Bowie never drew lines or set limits on where his creativity could go. He wasn’t perfect either, by his own admission he made some pretty bad albums in the 80’s trying to reach an MTV audience he didn’t entirely understand. But shouldn’t an artist dedicated to experimentation fail sometimes? Any result to David Bowie, success or failure, was temporary.
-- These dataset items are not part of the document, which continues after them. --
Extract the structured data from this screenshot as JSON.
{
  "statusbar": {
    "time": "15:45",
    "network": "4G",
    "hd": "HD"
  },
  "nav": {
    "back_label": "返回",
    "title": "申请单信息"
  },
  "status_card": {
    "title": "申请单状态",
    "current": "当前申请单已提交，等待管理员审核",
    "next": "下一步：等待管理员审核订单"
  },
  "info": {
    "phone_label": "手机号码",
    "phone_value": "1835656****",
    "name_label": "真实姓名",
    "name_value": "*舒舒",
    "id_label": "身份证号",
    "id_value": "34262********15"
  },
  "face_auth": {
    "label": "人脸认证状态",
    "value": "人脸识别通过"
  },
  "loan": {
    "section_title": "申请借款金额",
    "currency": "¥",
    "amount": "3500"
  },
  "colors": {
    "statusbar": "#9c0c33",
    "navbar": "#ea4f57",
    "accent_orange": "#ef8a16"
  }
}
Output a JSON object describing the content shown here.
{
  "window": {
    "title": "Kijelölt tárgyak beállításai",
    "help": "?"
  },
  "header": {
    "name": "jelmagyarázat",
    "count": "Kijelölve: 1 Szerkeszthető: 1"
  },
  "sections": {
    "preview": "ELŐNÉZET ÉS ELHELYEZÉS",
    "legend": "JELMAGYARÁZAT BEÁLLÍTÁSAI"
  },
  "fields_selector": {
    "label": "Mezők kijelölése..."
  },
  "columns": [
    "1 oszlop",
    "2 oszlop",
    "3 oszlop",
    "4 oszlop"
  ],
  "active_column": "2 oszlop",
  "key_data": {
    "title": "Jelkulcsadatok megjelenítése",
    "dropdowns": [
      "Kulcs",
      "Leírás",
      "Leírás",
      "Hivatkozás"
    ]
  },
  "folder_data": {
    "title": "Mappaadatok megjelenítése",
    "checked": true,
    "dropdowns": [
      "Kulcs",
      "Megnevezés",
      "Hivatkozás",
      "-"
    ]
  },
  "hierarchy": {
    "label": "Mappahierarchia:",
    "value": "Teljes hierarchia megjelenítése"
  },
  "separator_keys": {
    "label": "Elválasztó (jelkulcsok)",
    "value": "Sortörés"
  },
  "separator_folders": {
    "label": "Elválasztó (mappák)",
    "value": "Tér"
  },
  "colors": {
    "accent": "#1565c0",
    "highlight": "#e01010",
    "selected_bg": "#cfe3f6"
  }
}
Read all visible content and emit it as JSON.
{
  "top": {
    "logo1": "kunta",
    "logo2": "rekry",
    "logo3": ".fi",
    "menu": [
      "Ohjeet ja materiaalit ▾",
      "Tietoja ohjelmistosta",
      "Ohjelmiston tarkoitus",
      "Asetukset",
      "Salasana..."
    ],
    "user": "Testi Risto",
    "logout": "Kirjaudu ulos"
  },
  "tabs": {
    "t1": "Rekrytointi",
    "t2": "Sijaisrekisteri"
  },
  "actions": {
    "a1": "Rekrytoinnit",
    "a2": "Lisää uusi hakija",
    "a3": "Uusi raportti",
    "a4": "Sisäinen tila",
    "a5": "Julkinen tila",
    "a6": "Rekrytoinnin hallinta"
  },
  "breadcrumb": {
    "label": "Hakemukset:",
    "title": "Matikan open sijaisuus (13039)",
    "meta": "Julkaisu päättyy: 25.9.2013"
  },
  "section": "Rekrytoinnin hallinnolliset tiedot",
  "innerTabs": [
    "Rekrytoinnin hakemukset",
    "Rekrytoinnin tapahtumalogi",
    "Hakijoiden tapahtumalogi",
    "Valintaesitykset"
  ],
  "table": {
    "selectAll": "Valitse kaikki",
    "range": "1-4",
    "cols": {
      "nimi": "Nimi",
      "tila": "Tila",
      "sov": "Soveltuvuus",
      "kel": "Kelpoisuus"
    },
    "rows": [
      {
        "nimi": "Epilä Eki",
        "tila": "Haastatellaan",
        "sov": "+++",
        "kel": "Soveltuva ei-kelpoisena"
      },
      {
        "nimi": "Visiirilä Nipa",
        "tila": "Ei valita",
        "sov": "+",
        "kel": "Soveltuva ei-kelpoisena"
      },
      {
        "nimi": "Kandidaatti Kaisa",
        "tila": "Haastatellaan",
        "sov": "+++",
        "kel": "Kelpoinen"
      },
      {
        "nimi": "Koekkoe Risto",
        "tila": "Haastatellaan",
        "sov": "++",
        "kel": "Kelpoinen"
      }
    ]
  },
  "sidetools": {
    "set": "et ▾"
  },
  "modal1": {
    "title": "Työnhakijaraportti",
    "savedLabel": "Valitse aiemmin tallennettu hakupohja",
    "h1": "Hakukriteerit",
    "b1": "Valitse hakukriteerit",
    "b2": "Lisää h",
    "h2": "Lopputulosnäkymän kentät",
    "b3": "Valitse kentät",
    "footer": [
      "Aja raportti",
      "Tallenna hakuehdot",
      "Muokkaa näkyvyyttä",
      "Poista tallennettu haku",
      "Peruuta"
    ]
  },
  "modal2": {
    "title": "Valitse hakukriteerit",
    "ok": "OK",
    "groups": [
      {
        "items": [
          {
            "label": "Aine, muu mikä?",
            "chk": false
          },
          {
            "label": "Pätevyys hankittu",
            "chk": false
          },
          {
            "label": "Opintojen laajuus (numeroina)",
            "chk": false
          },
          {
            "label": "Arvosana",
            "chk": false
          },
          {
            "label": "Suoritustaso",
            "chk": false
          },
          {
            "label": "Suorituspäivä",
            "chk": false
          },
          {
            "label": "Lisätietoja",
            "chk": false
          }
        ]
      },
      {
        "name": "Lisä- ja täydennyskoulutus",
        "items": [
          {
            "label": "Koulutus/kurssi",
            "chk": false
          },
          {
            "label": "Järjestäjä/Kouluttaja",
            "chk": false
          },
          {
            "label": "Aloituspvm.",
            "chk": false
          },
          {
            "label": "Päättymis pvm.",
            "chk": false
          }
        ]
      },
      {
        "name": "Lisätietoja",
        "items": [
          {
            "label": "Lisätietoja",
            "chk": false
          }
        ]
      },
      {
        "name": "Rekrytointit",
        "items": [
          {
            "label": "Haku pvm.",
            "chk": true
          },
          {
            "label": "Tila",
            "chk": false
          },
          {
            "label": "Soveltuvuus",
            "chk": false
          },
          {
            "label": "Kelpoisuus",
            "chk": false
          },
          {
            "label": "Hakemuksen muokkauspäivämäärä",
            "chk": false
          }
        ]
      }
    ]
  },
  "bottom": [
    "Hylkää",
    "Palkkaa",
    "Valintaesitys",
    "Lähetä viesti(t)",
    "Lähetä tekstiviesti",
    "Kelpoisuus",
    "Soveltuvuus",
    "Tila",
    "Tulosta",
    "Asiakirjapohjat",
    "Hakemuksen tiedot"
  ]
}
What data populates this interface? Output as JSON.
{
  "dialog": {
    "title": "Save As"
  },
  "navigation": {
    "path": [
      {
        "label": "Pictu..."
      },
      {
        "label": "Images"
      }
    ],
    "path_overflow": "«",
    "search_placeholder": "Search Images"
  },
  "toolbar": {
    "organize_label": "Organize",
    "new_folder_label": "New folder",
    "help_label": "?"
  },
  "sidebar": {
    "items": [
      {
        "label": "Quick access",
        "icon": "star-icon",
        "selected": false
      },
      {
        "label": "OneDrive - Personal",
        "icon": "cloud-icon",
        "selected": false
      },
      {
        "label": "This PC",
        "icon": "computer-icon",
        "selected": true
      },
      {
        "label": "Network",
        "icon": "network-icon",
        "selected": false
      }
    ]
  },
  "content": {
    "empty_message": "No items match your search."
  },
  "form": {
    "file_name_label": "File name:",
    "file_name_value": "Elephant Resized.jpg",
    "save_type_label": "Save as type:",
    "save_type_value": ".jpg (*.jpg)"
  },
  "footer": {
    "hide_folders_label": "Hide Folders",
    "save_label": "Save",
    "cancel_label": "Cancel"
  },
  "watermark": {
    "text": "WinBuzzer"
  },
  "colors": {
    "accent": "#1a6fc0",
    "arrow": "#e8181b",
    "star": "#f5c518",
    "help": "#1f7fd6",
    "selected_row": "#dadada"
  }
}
He brushed it off, changing pace and face and spent the 90’s successfully reaching that audience that had eluded him the decade before, highlighted by a legendary co-headlining tour with Nine Inch Nails that many of us are probably irate to have missed right about now.
David Bowie, the artist, will be remembered as many things: a transformational songwriter and performer, a tinkerer who experimented with texture and tone endlessly, a believer in the power of transformation, an advocate for the young, the alienated, the disaffected…that horribly awesome “Dancing in the Streets” video with Mick Jagger, his bulge in “The Labyrinth”…the list is long and deservedly so.
The man, David Jones, is purposefully an enigma. Perhaps in an effort to let his art do the talking, he revealed very little of himself to the public. There will no doubt be tell-all interviews and books forthcoming, there are already some far-less-than-flattering stories in circulation that Bowie never denied in his lifetime. It is not my intention nor is it possible for me to sing the praises or condemn him as a person.
In the end, he was a tremendous shaper of pop culture and contemporary culture in general. His gifts were vast and he was generous with them all.
I am eternally grateful to have known the celestial presence that came to be called Bowie.